Like the experience of earlier sublime landscape paintings, the contemporary viewer is invited to take in the complete sweep of the monumental landscape. But the contemporary view poses a new challenge - will these glaciers and icecaps disappear?
Diane Burko has repeatedly approached painting with a naturalist’s zeal to seek out rare phenomena - whether through an early series of the Grand Canyon or her recent survey of volcanoes. The artist’s painting trips to remote locations have been documented in print and video, including on the Discovery Channel.
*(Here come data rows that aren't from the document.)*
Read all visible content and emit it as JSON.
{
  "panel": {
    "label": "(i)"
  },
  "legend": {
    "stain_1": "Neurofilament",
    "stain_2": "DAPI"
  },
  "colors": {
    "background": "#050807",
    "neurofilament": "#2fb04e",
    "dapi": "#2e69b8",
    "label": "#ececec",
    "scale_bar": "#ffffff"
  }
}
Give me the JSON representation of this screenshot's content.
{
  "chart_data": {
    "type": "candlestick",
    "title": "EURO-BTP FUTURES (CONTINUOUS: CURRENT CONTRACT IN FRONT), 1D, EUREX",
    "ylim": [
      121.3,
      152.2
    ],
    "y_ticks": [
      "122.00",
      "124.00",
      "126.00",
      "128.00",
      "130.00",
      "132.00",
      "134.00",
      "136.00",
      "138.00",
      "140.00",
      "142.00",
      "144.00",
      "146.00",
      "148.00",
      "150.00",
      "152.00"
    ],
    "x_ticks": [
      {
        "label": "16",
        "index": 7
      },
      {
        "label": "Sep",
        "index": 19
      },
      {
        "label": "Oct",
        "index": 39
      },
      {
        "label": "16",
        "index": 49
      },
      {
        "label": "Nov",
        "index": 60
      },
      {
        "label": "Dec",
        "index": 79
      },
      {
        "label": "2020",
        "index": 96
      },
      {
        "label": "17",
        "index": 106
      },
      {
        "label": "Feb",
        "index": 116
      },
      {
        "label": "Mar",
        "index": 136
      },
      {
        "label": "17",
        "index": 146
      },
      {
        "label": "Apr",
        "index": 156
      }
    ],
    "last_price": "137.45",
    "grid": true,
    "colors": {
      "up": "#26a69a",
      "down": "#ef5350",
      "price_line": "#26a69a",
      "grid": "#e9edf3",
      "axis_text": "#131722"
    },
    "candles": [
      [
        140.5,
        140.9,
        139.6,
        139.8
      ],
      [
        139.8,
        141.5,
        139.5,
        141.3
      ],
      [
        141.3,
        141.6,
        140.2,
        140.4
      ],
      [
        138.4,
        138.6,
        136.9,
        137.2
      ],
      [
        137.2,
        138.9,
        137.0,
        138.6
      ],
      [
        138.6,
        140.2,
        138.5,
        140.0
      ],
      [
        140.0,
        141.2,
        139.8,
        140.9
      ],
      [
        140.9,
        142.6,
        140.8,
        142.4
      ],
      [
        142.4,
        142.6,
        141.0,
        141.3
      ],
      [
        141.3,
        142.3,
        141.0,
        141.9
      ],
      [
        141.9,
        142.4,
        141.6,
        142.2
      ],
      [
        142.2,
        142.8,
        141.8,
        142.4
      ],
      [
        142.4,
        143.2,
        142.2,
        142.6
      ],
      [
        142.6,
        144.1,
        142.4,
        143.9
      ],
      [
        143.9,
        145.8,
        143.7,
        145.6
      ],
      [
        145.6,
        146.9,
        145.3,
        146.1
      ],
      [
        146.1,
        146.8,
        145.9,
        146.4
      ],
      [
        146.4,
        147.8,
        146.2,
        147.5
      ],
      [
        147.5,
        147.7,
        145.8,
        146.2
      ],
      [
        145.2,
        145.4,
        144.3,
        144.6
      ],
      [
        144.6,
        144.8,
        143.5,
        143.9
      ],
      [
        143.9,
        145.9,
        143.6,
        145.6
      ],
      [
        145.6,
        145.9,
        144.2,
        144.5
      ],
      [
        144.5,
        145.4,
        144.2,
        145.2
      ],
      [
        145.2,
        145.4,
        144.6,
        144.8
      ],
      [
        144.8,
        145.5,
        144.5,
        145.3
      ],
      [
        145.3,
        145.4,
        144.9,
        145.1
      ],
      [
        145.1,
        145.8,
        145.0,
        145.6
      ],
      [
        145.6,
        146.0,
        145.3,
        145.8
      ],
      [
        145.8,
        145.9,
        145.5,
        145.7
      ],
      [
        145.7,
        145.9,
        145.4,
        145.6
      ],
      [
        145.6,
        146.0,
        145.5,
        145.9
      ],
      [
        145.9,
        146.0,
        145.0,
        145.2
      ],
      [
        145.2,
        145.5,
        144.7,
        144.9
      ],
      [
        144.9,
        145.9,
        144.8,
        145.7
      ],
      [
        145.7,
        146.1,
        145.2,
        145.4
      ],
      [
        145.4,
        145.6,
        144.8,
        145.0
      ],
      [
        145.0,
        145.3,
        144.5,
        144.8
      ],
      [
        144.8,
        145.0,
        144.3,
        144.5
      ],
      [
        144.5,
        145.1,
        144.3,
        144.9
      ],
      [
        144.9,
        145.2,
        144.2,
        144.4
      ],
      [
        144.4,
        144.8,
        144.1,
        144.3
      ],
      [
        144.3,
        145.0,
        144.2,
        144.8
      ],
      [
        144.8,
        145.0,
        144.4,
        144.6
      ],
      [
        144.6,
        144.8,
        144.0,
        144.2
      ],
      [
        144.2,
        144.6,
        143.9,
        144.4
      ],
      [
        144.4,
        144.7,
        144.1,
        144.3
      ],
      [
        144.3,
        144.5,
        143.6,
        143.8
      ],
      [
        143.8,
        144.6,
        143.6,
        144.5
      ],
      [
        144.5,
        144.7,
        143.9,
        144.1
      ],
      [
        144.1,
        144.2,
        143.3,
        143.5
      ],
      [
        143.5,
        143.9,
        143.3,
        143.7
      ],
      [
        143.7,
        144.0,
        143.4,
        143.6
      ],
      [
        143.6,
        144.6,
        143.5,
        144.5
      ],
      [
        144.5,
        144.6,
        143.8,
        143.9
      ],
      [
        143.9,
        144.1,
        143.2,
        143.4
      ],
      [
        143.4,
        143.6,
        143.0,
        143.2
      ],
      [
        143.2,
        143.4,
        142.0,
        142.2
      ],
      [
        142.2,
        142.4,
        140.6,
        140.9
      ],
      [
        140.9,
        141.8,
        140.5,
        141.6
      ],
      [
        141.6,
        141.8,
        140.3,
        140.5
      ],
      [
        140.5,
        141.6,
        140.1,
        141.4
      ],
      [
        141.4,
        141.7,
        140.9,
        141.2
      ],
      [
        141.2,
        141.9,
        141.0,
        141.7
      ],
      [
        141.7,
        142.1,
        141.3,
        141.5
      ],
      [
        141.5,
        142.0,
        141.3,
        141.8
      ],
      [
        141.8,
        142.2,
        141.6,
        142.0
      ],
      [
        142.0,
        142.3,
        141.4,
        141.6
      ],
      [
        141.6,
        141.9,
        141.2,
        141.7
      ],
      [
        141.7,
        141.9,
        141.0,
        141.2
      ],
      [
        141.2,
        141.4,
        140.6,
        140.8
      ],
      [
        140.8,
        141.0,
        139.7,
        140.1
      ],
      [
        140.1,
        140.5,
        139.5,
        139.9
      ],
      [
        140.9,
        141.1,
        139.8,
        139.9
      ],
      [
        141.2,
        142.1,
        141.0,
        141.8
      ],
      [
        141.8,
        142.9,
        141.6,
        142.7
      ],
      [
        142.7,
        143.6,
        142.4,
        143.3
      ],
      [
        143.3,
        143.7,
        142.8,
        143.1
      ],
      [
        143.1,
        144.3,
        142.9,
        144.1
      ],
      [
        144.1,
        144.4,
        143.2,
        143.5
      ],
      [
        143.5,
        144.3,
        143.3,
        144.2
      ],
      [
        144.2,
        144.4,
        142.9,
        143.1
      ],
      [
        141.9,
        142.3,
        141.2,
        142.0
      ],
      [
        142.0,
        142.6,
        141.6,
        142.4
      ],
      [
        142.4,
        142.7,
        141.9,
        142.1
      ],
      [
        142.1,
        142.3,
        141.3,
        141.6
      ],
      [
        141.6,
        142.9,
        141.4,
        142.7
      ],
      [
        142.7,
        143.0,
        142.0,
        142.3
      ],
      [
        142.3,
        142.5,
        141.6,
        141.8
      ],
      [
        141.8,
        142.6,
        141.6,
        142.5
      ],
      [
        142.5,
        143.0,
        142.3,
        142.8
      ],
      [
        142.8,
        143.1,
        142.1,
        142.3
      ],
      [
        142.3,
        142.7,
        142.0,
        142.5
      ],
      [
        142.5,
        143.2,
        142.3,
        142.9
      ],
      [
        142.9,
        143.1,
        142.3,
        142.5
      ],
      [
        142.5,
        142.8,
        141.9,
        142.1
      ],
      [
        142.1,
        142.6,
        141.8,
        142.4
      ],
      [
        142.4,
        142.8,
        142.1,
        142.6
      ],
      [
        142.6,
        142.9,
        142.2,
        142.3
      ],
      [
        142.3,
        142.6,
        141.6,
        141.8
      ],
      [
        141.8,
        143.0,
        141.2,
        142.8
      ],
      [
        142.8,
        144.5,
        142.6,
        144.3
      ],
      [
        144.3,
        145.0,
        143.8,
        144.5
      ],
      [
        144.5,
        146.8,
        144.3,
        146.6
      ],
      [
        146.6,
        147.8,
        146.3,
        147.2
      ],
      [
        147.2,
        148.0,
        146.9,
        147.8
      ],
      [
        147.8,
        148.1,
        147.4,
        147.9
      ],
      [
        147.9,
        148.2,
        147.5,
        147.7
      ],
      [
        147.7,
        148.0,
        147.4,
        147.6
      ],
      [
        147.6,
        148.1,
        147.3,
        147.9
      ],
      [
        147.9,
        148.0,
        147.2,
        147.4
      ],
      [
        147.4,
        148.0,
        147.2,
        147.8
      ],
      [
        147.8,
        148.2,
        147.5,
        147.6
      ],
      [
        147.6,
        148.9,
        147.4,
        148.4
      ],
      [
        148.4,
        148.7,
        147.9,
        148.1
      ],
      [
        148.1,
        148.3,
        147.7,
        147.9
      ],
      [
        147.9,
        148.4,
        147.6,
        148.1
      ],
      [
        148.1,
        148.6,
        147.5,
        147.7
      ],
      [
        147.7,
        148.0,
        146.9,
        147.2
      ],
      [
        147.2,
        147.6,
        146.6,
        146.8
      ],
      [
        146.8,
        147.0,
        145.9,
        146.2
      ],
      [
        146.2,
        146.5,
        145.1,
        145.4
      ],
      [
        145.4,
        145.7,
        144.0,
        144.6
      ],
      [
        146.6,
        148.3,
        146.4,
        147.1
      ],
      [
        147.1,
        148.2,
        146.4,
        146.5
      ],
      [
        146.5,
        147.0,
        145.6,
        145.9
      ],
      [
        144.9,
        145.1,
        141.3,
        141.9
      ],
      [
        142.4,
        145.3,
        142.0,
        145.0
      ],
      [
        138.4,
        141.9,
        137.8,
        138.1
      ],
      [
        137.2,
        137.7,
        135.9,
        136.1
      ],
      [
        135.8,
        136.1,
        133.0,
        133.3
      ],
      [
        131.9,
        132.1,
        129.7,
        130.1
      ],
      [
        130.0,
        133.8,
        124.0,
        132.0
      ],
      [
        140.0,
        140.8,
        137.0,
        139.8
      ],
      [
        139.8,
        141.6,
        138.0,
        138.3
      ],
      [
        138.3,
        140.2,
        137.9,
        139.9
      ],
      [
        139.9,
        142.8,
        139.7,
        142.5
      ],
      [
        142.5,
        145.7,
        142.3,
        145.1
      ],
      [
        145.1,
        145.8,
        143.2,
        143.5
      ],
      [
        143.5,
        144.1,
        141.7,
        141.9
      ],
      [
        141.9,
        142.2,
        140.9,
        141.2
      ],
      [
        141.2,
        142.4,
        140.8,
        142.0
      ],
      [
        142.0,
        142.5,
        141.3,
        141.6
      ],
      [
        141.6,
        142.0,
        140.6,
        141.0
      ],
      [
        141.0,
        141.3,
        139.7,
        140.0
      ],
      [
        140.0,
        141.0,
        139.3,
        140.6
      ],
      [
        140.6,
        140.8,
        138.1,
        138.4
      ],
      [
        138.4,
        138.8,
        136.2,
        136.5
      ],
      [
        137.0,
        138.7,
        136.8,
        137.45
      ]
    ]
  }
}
Burko will also be exhibiting photographs in a third floor exhibition titled, Imprints in the the Landscape. These images taken between 2007 and 2009 of the ice-covered ground of Pennsylvania and the sands of the South Dakota Badlands, draw the viewers’ attention to the imprints in the ground - both concrete and ephemeral - and strike a balance between abstraction and representation. This exhibition runs concurrent with the city-wide festival celebrating print in contemporary art, Philigrafika 2010.
Burko graduated from Skidmore College and received her MFA from the University of Pennsylvania. The artist has exhibited throughout the U.S. and has had recent solo museum exhibits at the Tang Museum, Tufts University Art Gallery and the James A. Michener Art Museum. She had a distinguished teaching career for twenty-five years. The artist’s work is in many museums including the Art Institute of Chicago, Delaware Art Museum, the Pennsylvania Academy of the Fine Arts, the Philadelphia Museum of Art and Woodmere Art Museum.